If you use RepairLLaMA in academic research, please cite "RepairLLaMA: Efficient Representations and Fine-Tuned Adapters for Program Repair", Technical report, arXiv 2312.15698, 2023.
@techreport{repairllama2023,
title={RepairLLaMA: Efficient Representations and Fine-Tuned Adapters for Program Repair},
author={Silva, Andr{\'e} and Fang, Sen and Monperrus, Martin},
url = {http://arxiv.org/abs/2312.15698},
number = {2312.15698},
institution = {arXiv},
}
This repository contains the code, model, and results to replicate the paper "RepairLLaMA: Efficient Representations and Fine-Tuned Adapters for Program Repair"
It is structured as follows:
- repairllama-lora contains the RepairLLaMA low-rank adaptation of CodeLLaMA-7B, called "repair adapter"
- results contains all generated patches for Defects4J and HumanEval-Java by all models (incl. full fine-tuning, lora, and code representations)
- src contains the training and inference scripts, and scripts to generate datasets for different input-output representations (IRxOR)
- example contains an example notebook explaining how to load and prompt the RepairLLaMA model
- benchmarks contains the datasets for different input-output representations (IRxOR)

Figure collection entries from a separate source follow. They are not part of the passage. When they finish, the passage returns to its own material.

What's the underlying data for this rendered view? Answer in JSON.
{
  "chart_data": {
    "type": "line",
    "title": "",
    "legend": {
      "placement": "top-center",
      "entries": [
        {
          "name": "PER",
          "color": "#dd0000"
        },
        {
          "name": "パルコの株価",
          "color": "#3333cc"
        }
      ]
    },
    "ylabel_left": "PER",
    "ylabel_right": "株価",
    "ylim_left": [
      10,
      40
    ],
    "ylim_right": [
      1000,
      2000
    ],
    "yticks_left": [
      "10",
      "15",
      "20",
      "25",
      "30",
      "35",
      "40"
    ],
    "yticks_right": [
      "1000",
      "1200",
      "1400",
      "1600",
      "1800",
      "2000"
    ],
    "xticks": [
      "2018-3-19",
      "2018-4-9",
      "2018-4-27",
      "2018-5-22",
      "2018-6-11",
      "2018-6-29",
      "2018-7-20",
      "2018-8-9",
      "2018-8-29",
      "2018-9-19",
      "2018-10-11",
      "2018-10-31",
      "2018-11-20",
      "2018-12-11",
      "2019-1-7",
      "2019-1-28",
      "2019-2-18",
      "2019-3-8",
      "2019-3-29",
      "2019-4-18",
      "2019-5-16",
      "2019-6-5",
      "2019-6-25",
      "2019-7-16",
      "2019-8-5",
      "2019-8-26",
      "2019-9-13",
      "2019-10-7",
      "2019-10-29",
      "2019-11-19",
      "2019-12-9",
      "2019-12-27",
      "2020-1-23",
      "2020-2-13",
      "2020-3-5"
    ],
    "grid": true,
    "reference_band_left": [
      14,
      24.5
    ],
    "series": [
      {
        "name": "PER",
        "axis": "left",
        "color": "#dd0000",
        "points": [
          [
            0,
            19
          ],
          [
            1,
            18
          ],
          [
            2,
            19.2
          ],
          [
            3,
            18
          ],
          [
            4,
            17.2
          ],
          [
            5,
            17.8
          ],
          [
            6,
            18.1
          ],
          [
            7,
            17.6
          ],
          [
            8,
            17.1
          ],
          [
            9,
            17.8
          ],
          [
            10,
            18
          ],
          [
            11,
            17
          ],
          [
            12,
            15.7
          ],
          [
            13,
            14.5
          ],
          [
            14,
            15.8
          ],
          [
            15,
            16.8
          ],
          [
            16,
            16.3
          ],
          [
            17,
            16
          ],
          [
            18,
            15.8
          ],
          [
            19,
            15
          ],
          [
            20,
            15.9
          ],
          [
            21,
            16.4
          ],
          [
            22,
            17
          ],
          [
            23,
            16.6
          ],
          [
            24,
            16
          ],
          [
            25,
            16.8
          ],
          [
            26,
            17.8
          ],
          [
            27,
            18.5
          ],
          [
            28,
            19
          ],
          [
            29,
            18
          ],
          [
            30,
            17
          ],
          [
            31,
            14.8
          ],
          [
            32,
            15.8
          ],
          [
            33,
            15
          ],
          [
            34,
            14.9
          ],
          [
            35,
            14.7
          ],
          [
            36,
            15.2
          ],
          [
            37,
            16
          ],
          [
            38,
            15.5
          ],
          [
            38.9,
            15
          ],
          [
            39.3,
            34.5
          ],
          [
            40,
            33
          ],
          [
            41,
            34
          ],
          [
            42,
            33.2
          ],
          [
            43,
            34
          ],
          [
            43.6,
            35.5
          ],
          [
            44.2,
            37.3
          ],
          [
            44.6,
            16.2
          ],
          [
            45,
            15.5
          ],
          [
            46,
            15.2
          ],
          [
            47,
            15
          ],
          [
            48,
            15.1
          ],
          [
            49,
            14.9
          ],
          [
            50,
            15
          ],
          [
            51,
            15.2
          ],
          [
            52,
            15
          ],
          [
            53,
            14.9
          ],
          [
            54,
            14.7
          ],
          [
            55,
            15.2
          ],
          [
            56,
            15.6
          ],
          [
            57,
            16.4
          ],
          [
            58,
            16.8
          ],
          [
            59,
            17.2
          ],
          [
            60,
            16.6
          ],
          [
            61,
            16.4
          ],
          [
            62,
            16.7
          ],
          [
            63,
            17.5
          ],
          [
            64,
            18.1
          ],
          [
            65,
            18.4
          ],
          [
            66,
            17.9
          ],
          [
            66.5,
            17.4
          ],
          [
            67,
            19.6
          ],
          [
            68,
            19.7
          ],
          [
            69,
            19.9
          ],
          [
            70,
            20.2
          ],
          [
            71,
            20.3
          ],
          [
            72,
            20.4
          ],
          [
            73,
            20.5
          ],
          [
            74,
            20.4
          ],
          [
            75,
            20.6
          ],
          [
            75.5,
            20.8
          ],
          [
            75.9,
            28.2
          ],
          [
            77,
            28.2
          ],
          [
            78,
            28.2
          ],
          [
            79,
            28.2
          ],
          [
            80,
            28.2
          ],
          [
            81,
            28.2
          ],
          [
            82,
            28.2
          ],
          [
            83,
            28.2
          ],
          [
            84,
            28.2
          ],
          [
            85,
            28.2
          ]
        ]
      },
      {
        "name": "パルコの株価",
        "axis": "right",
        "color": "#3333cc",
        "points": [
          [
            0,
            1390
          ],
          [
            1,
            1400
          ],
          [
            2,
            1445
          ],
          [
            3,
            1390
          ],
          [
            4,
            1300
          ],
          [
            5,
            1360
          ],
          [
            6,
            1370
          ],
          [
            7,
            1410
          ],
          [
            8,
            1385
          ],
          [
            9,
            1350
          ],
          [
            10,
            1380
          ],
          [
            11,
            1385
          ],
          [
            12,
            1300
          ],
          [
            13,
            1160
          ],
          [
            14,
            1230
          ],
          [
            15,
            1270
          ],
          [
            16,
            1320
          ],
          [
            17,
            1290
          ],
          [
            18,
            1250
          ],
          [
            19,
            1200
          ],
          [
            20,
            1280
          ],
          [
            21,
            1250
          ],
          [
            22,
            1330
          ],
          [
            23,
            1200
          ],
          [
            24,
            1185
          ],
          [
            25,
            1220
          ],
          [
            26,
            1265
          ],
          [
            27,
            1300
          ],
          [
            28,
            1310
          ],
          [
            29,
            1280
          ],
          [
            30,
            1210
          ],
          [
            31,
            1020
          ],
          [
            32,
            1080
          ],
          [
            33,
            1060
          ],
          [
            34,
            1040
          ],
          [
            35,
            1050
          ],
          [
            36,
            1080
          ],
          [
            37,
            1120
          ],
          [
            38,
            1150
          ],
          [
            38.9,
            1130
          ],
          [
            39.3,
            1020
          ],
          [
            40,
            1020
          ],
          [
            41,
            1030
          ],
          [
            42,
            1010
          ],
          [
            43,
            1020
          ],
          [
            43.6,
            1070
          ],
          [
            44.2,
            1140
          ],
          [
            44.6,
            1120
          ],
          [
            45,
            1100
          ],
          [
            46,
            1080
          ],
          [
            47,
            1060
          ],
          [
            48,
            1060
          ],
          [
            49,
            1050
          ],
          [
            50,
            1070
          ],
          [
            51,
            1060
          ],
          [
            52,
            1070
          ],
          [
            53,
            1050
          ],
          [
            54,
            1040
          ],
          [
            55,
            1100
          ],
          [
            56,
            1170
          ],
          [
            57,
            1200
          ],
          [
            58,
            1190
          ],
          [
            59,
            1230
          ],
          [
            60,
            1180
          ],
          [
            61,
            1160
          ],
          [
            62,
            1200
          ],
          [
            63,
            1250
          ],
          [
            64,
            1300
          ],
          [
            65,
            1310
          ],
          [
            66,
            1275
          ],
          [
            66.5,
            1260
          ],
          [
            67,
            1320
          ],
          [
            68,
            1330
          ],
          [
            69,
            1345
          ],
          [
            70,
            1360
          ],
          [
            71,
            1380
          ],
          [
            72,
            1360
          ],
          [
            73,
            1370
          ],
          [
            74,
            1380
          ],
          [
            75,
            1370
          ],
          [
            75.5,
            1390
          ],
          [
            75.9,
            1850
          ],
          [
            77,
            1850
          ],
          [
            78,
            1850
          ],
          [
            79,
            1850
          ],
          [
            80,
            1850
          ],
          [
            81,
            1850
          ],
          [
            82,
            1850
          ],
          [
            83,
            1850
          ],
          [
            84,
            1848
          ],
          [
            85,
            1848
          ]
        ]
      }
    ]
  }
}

All fine-tuned models are available on HuggingFace, here are specific links:
- IR1xOR1: https://huggingface.co/ASSERT-KTH/RepairLLaMA-IR1-OR1
- IR1xOR3: https://huggingface.co/ASSERT-KTH/RepairLLaMA-IR1-OR3
- IR1xOR3: https://huggingface.co/ASSERT-KTH/RepairLLaMA-IR1-OR4
- IR2xOR2: https://huggingface.co/ASSERT-KTH/RepairLLaMA-IR2-OR2
- IR3xOR2: https://huggingface.co/ASSERT-KTH/RepairLLaMA-IR3-OR2
The processed fine-tuning datasets are made available on HuggingFace at https://huggingface.co/datasets/ASSERT-KTH/repairllama-datasets. It contains the datasets used for training the RepairLLaMA models, one subset per input/output representation pair. To get the 30k..50k datasets we did further filtering based on the token length of input + output pairs being less than 1024 tokens.
If it interests you, you can also find these on our HuggingFace org:
- Megadiff (original dataset, in HF format): https://huggingface.co/datasets/ASSERT-KTH/megadiff
- Megadiff Single-Function (single-function diffs only, with buggy and fixed functions extracted from it): https://huggingface.co/datasets/ASSERT-KTH/megadiff-single-function
The evaluation benchmarks are Defects4J v2, HumanEval-Java, and GitBug-Java.
We focus on single-function bugs (i.e. bugs whose developer patch exclusively changes one function):
- Defects4J contains 488 single-function bugs: defects4j_sf.txt
- HumanEval-Java contains 162 single-function bugs: humanevaljava_sf.txt
- GitBug-Java contains 90 single-functions bugs: gitbugjava_sf.txt
Note that the original HumanEval-Java contains a duplicate bug.